Developing the Next Generation of Enterprise Leaders


ANAT GABRIEL IS managing director and chairman of Unilever Israel, a relatively small operation that sells the usual array of Unilever products but also has two categories of its own, a breakfast cereal brand called Telma and a line of snack foods that are unavailable anywhere else. She calls them “local jewels”; they account for about a third of the Israeli unit’s business.
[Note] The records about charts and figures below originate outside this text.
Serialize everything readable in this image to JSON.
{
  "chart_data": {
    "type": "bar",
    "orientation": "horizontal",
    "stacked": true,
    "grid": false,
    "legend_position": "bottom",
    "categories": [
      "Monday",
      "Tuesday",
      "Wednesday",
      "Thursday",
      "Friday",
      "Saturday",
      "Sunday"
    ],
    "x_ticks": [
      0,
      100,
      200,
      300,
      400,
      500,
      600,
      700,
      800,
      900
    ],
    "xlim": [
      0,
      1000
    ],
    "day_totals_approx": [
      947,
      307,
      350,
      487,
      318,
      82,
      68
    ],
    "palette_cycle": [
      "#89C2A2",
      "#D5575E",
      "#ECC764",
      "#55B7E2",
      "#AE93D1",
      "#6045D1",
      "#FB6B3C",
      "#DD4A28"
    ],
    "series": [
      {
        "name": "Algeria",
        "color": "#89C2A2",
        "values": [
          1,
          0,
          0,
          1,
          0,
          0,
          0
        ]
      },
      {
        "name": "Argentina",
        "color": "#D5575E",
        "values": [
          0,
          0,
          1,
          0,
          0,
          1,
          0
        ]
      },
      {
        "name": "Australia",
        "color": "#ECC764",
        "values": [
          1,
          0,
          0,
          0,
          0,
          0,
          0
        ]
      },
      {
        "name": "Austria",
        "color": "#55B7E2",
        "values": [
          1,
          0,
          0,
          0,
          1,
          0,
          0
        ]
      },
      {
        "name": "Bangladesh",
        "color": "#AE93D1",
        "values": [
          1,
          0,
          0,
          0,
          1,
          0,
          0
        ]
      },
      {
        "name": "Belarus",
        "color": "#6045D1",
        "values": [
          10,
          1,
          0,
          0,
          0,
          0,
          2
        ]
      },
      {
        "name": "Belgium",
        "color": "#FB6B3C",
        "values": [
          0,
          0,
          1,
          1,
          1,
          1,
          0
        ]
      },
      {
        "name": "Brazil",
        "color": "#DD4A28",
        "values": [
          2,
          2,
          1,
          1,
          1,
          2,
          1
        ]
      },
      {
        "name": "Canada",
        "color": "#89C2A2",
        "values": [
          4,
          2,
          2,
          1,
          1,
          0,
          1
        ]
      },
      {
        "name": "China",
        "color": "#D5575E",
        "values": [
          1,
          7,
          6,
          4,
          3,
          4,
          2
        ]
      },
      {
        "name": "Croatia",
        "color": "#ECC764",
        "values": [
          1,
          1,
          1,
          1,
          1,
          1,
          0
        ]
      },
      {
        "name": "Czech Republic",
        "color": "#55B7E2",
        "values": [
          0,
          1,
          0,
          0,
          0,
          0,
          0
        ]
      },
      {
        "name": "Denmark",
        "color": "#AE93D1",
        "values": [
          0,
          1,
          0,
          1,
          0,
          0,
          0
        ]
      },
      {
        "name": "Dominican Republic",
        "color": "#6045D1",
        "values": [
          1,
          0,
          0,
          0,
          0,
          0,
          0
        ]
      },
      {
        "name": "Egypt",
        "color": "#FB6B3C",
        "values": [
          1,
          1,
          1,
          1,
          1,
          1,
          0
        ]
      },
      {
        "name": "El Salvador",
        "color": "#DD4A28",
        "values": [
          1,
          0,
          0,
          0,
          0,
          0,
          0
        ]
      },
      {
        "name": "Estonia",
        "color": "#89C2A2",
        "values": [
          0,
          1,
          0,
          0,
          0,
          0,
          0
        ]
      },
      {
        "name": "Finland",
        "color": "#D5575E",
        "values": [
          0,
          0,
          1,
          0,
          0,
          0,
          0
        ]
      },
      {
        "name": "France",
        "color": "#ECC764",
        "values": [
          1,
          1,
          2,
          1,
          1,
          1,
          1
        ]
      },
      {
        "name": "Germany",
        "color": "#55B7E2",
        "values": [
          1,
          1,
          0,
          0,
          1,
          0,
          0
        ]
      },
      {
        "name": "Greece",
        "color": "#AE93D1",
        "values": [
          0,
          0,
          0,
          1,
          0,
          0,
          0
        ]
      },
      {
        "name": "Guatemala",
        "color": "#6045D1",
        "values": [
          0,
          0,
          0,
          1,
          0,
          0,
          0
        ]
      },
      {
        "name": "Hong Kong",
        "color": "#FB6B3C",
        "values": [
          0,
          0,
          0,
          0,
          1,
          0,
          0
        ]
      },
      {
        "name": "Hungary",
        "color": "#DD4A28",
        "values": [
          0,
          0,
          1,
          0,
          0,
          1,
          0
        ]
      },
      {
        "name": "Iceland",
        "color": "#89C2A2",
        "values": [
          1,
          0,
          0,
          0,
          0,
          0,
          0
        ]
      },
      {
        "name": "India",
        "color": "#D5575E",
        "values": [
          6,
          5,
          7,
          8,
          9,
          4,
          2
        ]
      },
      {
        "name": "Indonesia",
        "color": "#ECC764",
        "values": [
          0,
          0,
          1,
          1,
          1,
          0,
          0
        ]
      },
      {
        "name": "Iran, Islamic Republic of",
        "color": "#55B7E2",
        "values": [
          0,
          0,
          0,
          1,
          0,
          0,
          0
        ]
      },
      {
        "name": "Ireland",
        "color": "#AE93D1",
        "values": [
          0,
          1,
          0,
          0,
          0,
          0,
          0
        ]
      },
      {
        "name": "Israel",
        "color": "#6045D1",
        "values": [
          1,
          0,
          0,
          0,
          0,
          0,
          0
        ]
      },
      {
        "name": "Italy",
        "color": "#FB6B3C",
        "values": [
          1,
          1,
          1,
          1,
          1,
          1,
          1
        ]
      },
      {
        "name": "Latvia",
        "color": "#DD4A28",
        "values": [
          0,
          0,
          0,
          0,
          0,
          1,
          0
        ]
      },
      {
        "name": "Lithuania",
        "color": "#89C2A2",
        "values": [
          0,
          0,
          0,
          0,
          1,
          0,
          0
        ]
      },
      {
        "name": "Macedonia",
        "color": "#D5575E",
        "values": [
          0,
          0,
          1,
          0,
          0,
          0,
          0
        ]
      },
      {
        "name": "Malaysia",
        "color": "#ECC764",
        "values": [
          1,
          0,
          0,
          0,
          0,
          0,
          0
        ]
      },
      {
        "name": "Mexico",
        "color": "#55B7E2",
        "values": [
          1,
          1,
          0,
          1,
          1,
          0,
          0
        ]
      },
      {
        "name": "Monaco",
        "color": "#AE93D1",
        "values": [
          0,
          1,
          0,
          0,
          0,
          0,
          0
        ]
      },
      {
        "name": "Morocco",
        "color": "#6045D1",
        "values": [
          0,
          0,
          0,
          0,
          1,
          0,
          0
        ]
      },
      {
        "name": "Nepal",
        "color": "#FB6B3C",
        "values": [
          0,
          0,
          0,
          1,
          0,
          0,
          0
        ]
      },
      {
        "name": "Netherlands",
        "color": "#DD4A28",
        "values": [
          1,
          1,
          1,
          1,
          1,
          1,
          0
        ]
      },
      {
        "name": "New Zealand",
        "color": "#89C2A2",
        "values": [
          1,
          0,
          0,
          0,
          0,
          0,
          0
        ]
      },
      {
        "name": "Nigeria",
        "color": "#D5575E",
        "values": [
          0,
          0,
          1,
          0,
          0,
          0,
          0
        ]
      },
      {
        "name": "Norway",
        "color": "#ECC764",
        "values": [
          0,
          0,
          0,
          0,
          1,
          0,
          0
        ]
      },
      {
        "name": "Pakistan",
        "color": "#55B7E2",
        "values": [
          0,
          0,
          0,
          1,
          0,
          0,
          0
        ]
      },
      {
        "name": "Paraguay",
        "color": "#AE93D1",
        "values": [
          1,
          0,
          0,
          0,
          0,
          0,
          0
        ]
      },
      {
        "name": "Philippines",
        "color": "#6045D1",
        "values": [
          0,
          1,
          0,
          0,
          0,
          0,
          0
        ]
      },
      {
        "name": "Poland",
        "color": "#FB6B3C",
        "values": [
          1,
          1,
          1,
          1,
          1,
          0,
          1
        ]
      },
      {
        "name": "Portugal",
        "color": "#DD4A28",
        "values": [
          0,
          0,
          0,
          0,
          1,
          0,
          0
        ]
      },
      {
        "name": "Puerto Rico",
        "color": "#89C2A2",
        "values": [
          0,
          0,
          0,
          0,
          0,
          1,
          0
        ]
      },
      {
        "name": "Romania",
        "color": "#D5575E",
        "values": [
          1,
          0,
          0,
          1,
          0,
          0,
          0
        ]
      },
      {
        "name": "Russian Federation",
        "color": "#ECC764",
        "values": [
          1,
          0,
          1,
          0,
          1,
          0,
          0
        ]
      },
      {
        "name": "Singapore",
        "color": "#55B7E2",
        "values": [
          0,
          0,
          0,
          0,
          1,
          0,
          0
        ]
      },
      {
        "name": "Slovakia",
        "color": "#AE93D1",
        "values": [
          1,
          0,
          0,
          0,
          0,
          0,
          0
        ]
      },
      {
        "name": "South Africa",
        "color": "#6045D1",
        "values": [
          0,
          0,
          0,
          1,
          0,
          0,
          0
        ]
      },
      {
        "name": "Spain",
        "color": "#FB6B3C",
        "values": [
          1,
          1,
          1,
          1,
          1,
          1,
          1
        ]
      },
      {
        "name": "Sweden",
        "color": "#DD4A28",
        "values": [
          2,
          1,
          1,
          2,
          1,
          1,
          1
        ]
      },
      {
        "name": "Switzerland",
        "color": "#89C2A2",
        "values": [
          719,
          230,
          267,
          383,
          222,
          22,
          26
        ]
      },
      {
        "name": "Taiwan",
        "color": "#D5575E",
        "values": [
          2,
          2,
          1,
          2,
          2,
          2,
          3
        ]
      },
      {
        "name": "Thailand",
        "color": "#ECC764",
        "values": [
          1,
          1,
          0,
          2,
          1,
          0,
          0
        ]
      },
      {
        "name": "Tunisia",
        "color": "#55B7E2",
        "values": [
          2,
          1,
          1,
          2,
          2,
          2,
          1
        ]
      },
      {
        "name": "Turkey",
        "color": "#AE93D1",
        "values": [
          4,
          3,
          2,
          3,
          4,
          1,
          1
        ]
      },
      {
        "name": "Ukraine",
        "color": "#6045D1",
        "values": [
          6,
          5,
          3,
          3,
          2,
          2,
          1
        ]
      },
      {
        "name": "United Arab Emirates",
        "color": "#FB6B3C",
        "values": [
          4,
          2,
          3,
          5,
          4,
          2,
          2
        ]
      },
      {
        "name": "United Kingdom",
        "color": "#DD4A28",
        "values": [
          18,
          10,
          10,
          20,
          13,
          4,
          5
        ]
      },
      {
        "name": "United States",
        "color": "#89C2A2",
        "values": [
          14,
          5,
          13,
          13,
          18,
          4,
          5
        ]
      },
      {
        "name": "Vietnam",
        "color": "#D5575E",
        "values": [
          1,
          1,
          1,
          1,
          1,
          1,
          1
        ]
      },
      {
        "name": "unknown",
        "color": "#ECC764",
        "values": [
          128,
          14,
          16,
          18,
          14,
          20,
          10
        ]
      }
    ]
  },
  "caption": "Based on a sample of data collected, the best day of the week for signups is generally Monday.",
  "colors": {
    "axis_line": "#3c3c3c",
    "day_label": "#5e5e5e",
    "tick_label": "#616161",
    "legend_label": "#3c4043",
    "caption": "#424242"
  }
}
Unilever, the world’s second-largest consumer goods company, operates in nearly 200 countries and owns brands including Dove soap and Lipton tea. It expects Unilever Israel to promote the company’s global brands, but the local unit is still expected to make its numbers, which means that Gabriel must also invest in the local products such as Telma cereal. Gabriel’s team doesn’t always understand the tradeoffs she has to make — decisions to support global brands inevitably take away from local initiatives. “To be successful,” she said, “I must work with my team to align our agenda locally in Israel with the broader Unilever enterprise agenda. I need to help my people see how the pieces of
the puzzle fit together.”

Gabriel is a sterling example of an “enterprise leader” — an executive who is as successful at serving the needs of the enterprise as she is at growing the unit she heads — and CEOs want more leaders like her. A survey we recently conducted of top business executives from major international organizations found that 79% said it was extremely important to have leaders who act on behalf of the entire organization and not just their units. The rest said it was very important. And nearly 65% of those surveyed said they expected at least half of their senior and midlevel managers to behave as enterprise leaders.